Literature DB >> 29801556

Procedure and step-based analysis of the occupational radiation dose during endovascular aneurysm repair in the hybrid operating room.

Quirina M B de Ruiter1, Marloes M Jansen1, Frans L Moll1, Constantijn E V B Hazenberg1, Nicoletta N Kahya2, Joost A van Herwaarden3.   

Abstract

OBJECTIVE: This study measured the cumulative occupational X-ray radiation dose received by support staff during endovascular aortic procedures and during additional intraoperative steps in the hybrid operating room.
METHODS: Radiation dose measurements were performed during interventions on 65 patients receiving 90 stent grafts during endovascular aneurysm repair (EVAR), bifurcated EVAR, thoracic EVAR, iliac branched device deployment, aortouni-iliac stenting, and fenestrated/branched EVAR (F/BrEVAR). X-ray imaging was acquired using the Philips Allura FD20 Clarity System (Philips Medical Systems, Best, The Netherlands). The occupational radiation dose (also referred to as the estimated effective dose, E, measured in millisieverts) was measured with the DoseAware Xtend system (Philips Medical Systems) personal dosimeters. E was reported per staff member (ESTAFF), where "staff" was a generic term for each staff member included in the study: the first operator (FO), the second operator (ESO), a virtual maximum operator (MO), and all additional supporting staff, including the sterile nurse, nonsterile nurse, anaesthesiologist, and radiation technician. The primary outcome was the median cumulative ESTAFF (or EFO, EMO, and so on), which was presented as the median cumulative dose per intervention and stratified for several within-interventional EVAR and F/BrEVAR steps or stents. The second outcome was the percentage of the absorbed E by a supporting staff member in relation to the E measured by the reference badge attached on the C-arm (ESTAFF% or EFO%, EMO%, and so on). All outcomes are presented as median with interquartile range, unless stated differently.
RESULTS: The occupational effective dose in millisieverts of the MO (EMO) was 0.055 (0.029-0.082) for aortouni-iliac stenting (n = 6), 0.084 (0.054-0.141) during thoracic EVAR (n = 14), 0.036 (0.026-0.068) during bifurcated EVAR (n = 38), 0.054 (0.035-0.126) during iliac branched device deployment (n = 8), and 0.345 (0.235-0.757) during F/BrEVAR (n = 24).

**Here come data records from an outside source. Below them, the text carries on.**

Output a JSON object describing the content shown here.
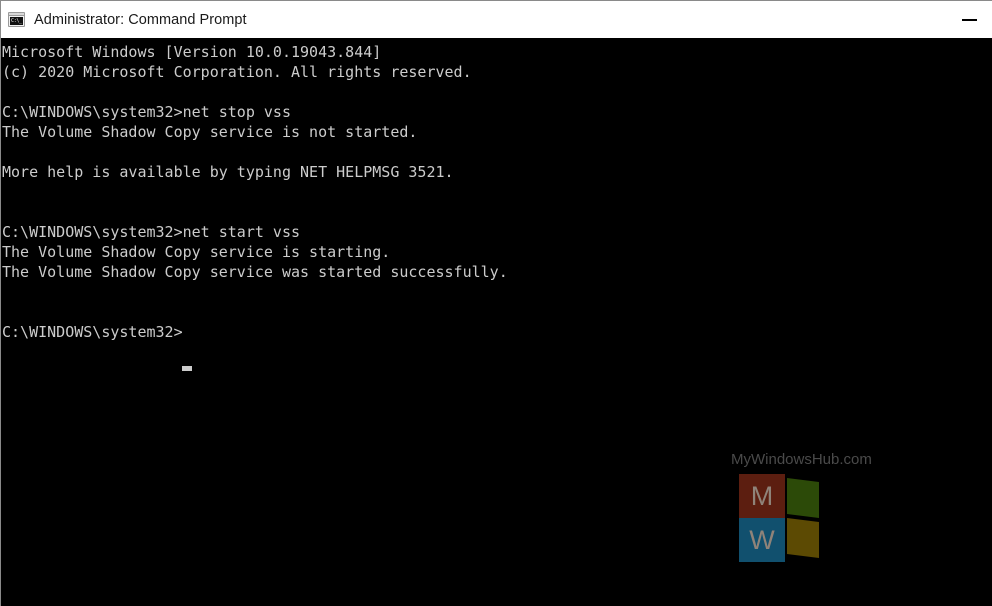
{
  "window": {
    "title": "Administrator: Command Prompt",
    "icon_name": "command-prompt-icon",
    "icon_text": "C:\\_",
    "background_color": "#000000",
    "titlebar_color": "#ffffff"
  },
  "titlebar_buttons": [
    {
      "name": "minimize-button",
      "label": "—",
      "glyph": "minimize"
    }
  ],
  "console": {
    "foreground_color": "#cccccc",
    "background_color": "#000000",
    "cursor": "_",
    "text": "Microsoft Windows [Version 10.0.19043.844]\n(c) 2020 Microsoft Corporation. All rights reserved.\n\nC:\\WINDOWS\\system32>net stop vss\nThe Volume Shadow Copy service is not started.\n\nMore help is available by typing NET HELPMSG 3521.\n\n\nC:\\WINDOWS\\system32>net start vss\nThe Volume Shadow Copy service is starting.\nThe Volume Shadow Copy service was started successfully.\n\n\nC:\\WINDOWS\\system32>",
    "lines": [
      "Microsoft Windows [Version 10.0.19043.844]",
      "(c) 2020 Microsoft Corporation. All rights reserved.",
      "",
      "C:\\WINDOWS\\system32>net stop vss",
      "The Volume Shadow Copy service is not started.",
      "",
      "More help is available by typing NET HELPMSG 3521.",
      "",
      "",
      "C:\\WINDOWS\\system32>net start vss",
      "The Volume Shadow Copy service is starting.",
      "The Volume Shadow Copy service was started successfully.",
      "",
      "",
      "C:\\WINDOWS\\system32>"
    ]
  },
  "watermark": {
    "text": "MyWindowsHub.com",
    "logo_letters": {
      "top": "M",
      "bottom": "W"
    },
    "colors": {
      "red": "#5c1e10",
      "blue": "#11506e",
      "green": "#2c4a08",
      "gold": "#5c4a03",
      "text": "#4a4a4a"
    }
  }
}
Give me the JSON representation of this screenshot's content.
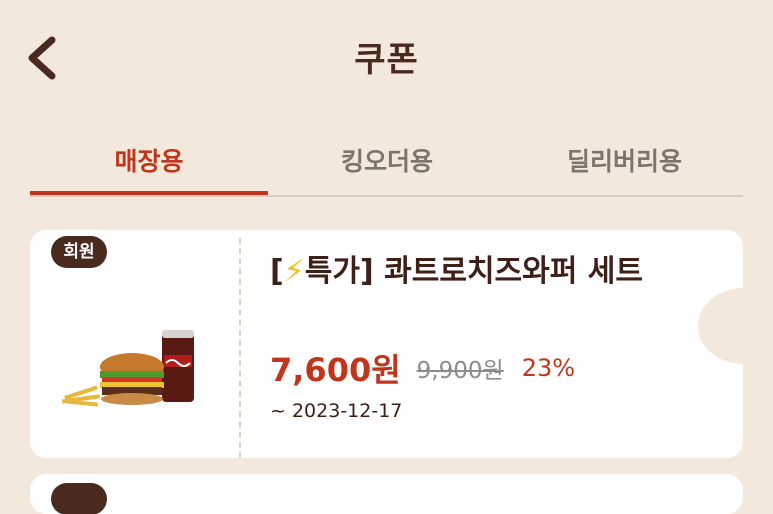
{
  "header": {
    "title": "쿠폰",
    "back_icon": "chevron-left-icon"
  },
  "tabs": [
    {
      "label": "매장용",
      "active": true
    },
    {
      "label": "킹오더용",
      "active": false
    },
    {
      "label": "딜리버리용",
      "active": false
    }
  ],
  "coupon": {
    "badge": "회원",
    "title_prefix": "[",
    "title_icon": "⚡",
    "title_rest": "특가] 콰트로치즈와퍼 세트",
    "sale_price": "7,600원",
    "original_price": "9,900원",
    "discount": "23%",
    "valid_until": "~ 2023-12-17",
    "image": "burger-set-image"
  },
  "colors": {
    "background": "#f2e8dc",
    "accent": "#c2351c",
    "brown": "#4a2a1f",
    "card": "#ffffff"
  }
}
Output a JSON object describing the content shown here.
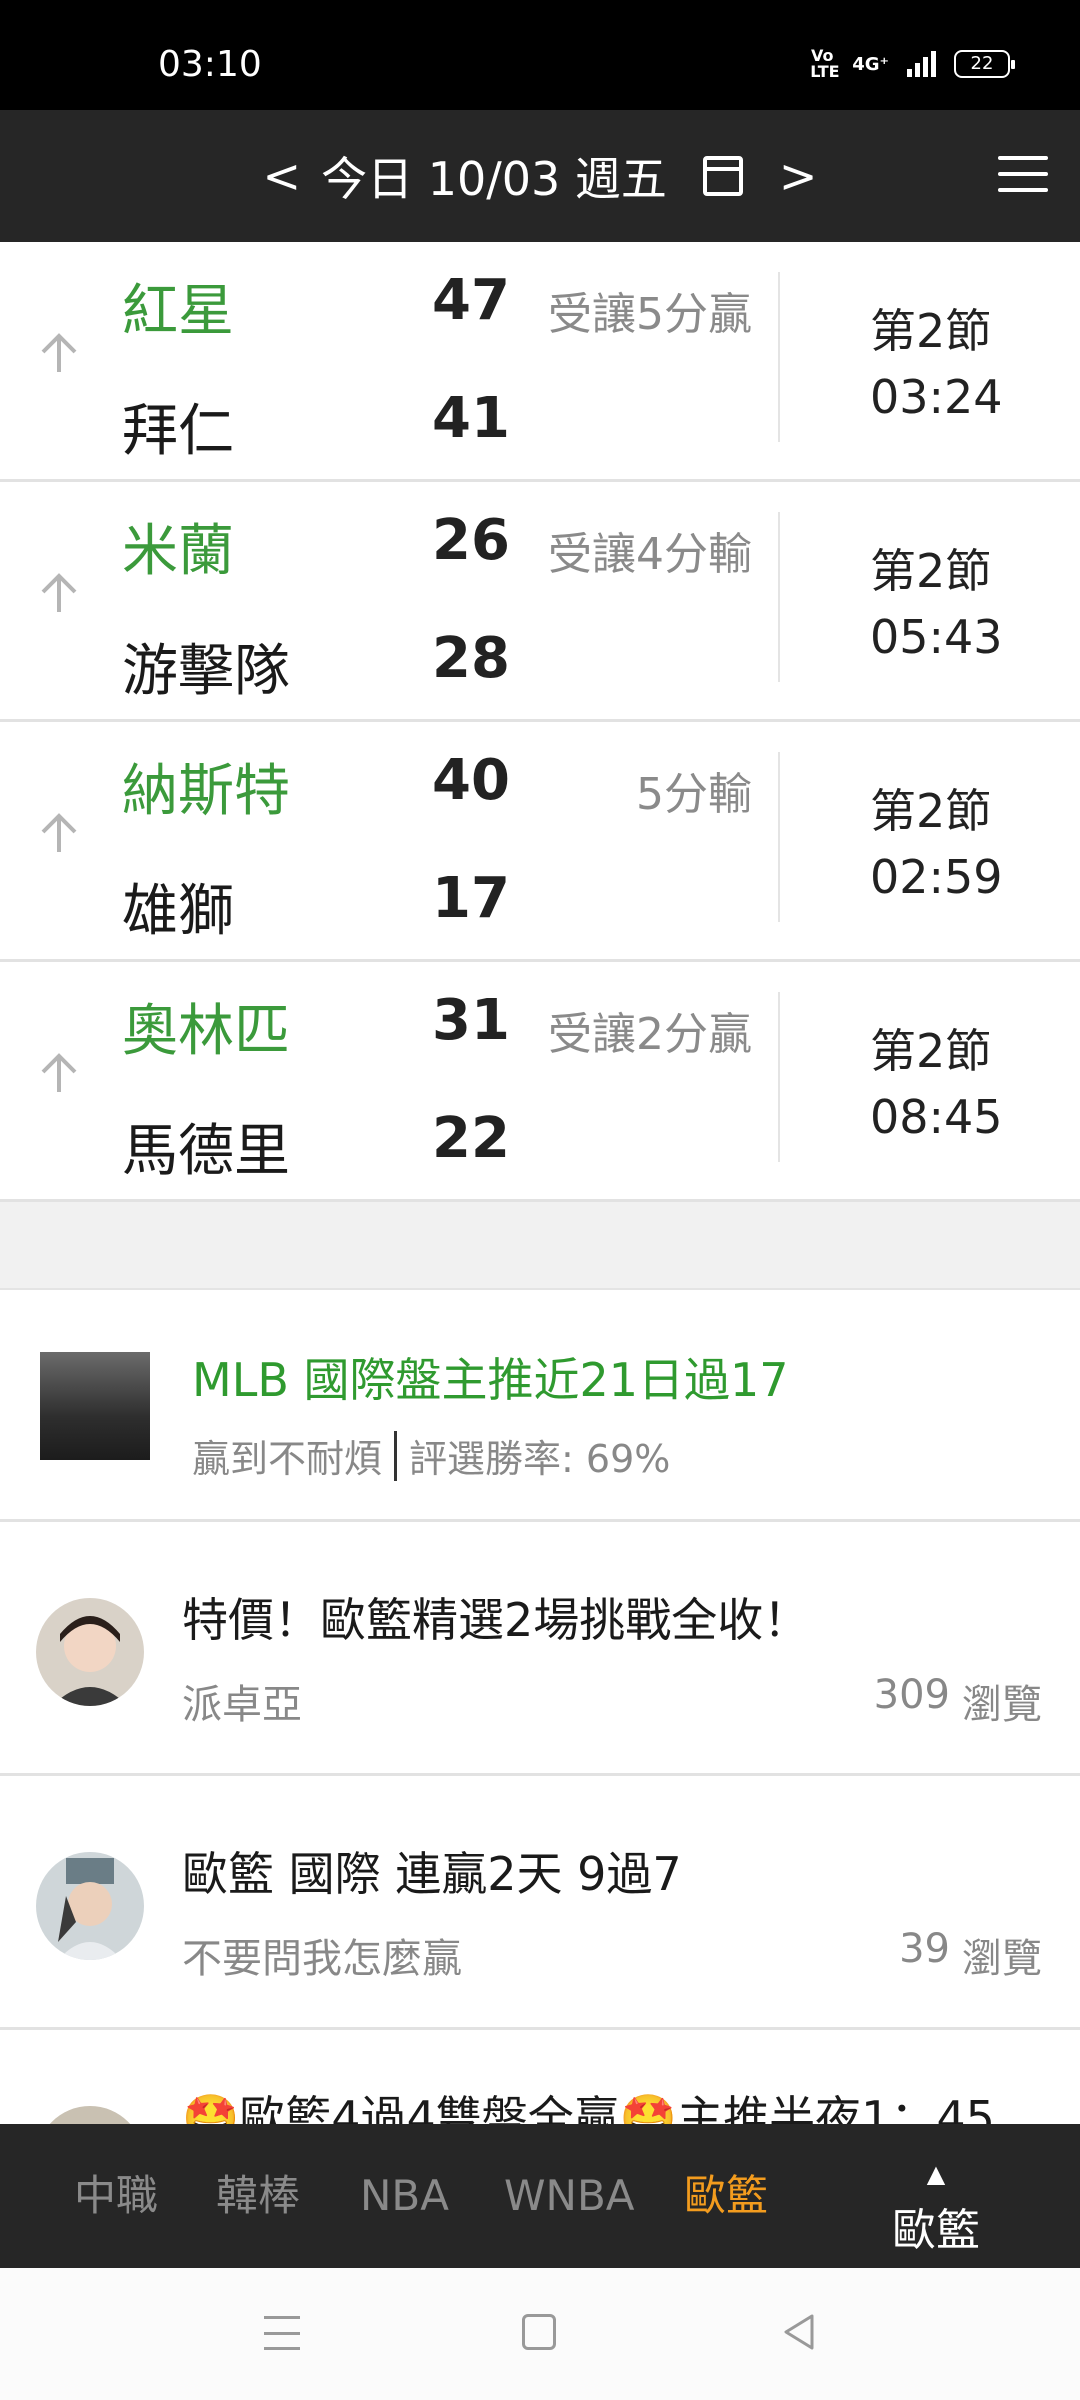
{
  "status_bar": {
    "time": "03:10",
    "volte": "Vo LTE",
    "network": "4G⁺",
    "battery": "22"
  },
  "header": {
    "prev_label": "<",
    "date_label": "今日 10/03 週五",
    "next_label": ">",
    "calendar_icon": "calendar-icon",
    "menu_icon": "hamburger-menu-icon"
  },
  "games": [
    {
      "home": "紅星",
      "home_score": "47",
      "away": "拜仁",
      "away_score": "41",
      "odds": "受讓5分贏",
      "period": "第2節",
      "clock": "03:24"
    },
    {
      "home": "米蘭",
      "home_score": "26",
      "away": "游擊隊",
      "away_score": "28",
      "odds": "受讓4分輸",
      "period": "第2節",
      "clock": "05:43"
    },
    {
      "home": "納斯特",
      "home_score": "40",
      "away": "雄獅",
      "away_score": "17",
      "odds": "5分輸",
      "period": "第2節",
      "clock": "02:59"
    },
    {
      "home": "奧林匹",
      "home_score": "31",
      "away": "馬德里",
      "away_score": "22",
      "odds": "受讓2分贏",
      "period": "第2節",
      "clock": "08:45"
    }
  ],
  "ad": {
    "title": "MLB 國際盤主推近21日過17",
    "author": "贏到不耐煩",
    "win_rate": "評選勝率: 69%"
  },
  "articles": [
    {
      "title": "特價！歐籃精選2場挑戰全收！",
      "author": "派卓亞",
      "views": "309",
      "views_label": "瀏覽"
    },
    {
      "title": "歐籃 國際 連贏2天 9過7",
      "author": "不要問我怎麼贏",
      "views": "39",
      "views_label": "瀏覽"
    },
    {
      "title": "🤩歐籃4過4雙盤全贏🤩主推半夜1：45",
      "author": "",
      "views": "",
      "views_label": ""
    }
  ],
  "tabs": [
    "中職",
    "韓棒",
    "NBA",
    "WNBA",
    "歐籃"
  ],
  "active_tab": "歐籃",
  "current_league": "歐籃",
  "colors": {
    "accent_green": "#3b9a3b",
    "active_tab": "#f39c1e",
    "header_bg": "#262626"
  }
}
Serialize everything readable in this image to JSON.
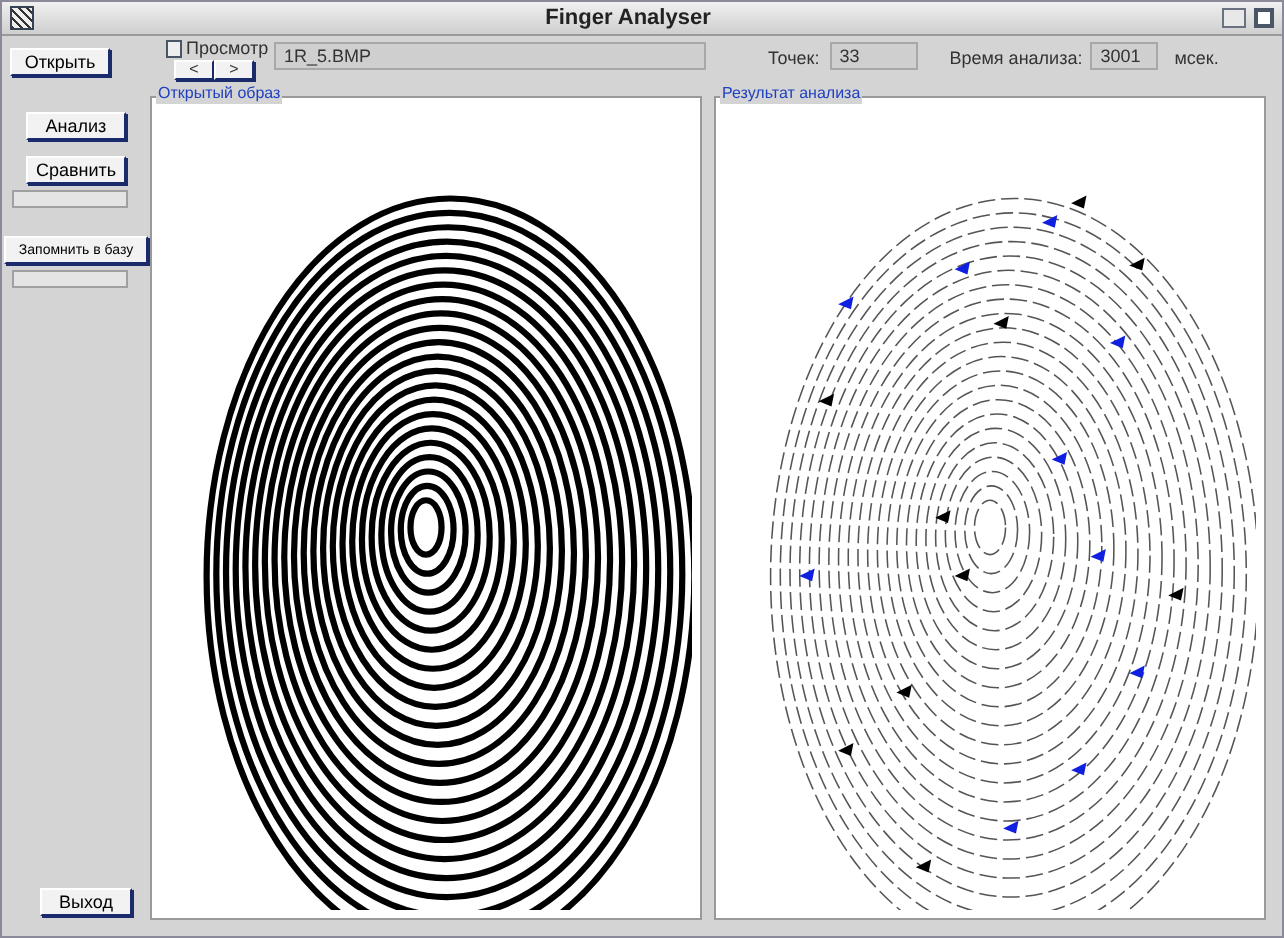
{
  "window": {
    "title": "Finger Analyser"
  },
  "toolbar": {
    "open_button": "Открыть",
    "preview_checkbox": {
      "label": "Просмотр",
      "checked": false
    },
    "prev_button": "<",
    "next_button": ">",
    "file_name": "1R_5.BMP",
    "points_label": "Точек:",
    "points_value": "33",
    "time_label": "Время анализа:",
    "time_value": "3001",
    "time_unit": "мсек."
  },
  "sidebar": {
    "buttons": [
      {
        "label": "Анализ"
      },
      {
        "label": "Сравнить",
        "progress": {
          "level": 0
        }
      },
      {
        "label": "Запомнить в базу",
        "progress": {
          "level": 0
        }
      }
    ],
    "exit_button": "Выход"
  },
  "panels": [
    {
      "title": "Открытый образ"
    },
    {
      "title": "Результат анализа"
    }
  ]
}
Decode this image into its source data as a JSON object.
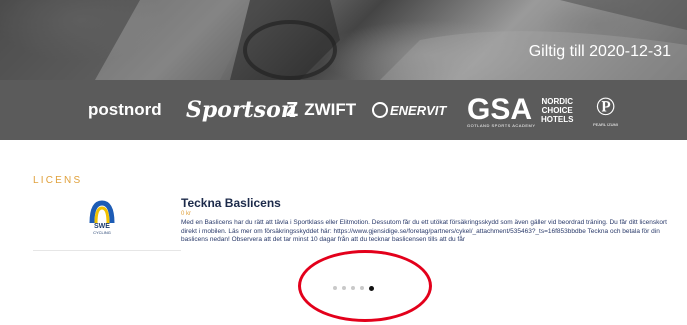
{
  "hero": {
    "valid_until": "Giltig till 2020-12-31"
  },
  "sponsors": {
    "postnord": "postnord",
    "sportson": "Sportson",
    "zwift": "ZWIFT",
    "enervit": "ENERVIT",
    "gsa": "GSA",
    "gsa_sub": "GOTLAND SPORTS ACADEMY",
    "nordic": [
      "NORDIC",
      "CHOICE",
      "HOTELS"
    ],
    "pearl_sub": "PEARL IZUMI"
  },
  "section": {
    "label": "LICENS"
  },
  "license_card": {
    "logo_text": "SWE",
    "logo_sub": "CYCLING",
    "title": "Teckna Baslicens",
    "subtitle": "0 kr",
    "body_before_link": "Med en Baslicens har du rätt att tävla i Sportklass eller Elitmotion. Dessutom får du ett utökat försäkringsskydd som även gäller vid beordrad träning. Du får ditt licenskort direkt i mobilen. Läs mer om försäkringsskyddet här: ",
    "link": "https://www.gjensidige.se/foretag/partners/cykel/_attachment/535463?_ts=16f853bbdbe",
    "body_after_link": " Teckna och betala för din baslicens nedan! Observera att det tar minst 10 dagar från att du tecknar baslicensen tills att du får"
  },
  "pagination": {
    "count": 5,
    "active_index": 4
  },
  "colors": {
    "sponsor_band": "#5b5b5b",
    "accent": "#e0a13c",
    "title": "#1c2a4a",
    "highlight_circle": "#e3001b"
  },
  "icons": [
    "swe-cycling-logo",
    "zwift-z-icon",
    "enervit-icon",
    "pearl-izumi-icon"
  ]
}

The median EMO in millisieverts was 0.025 (0.012-0.062) per renal target vessel (TV) and 0.146 (0.07-0.315) for a nonrenal visceral TV. During all noncomplex interventions, the EMO% was 4.4% (2.7%-7.3%), with the lowest median rate at 3.5% (2.5%-5%) for EVAR. The highest median rate EMO% was found for F/BrEVAR procedures: 8.2% (5.0%-14.4%).
CONCLUSIONS: With maximum operator shielding during femoral access, relative occupational radiation risk can be minimized. However, digital subtraction angiography image acquisition, recanalization of TVs, recanalization of superior mesenteric artery or celiac artery, and recanalization of branched TVs are predictors for increased occupational radiation dose risks caused by increased radiation doses to the patient and reduced options for shielding of the operator.
Copyright © 2017 Society for Vascular Surgery. Published by Elsevier Inc. All rights reserved.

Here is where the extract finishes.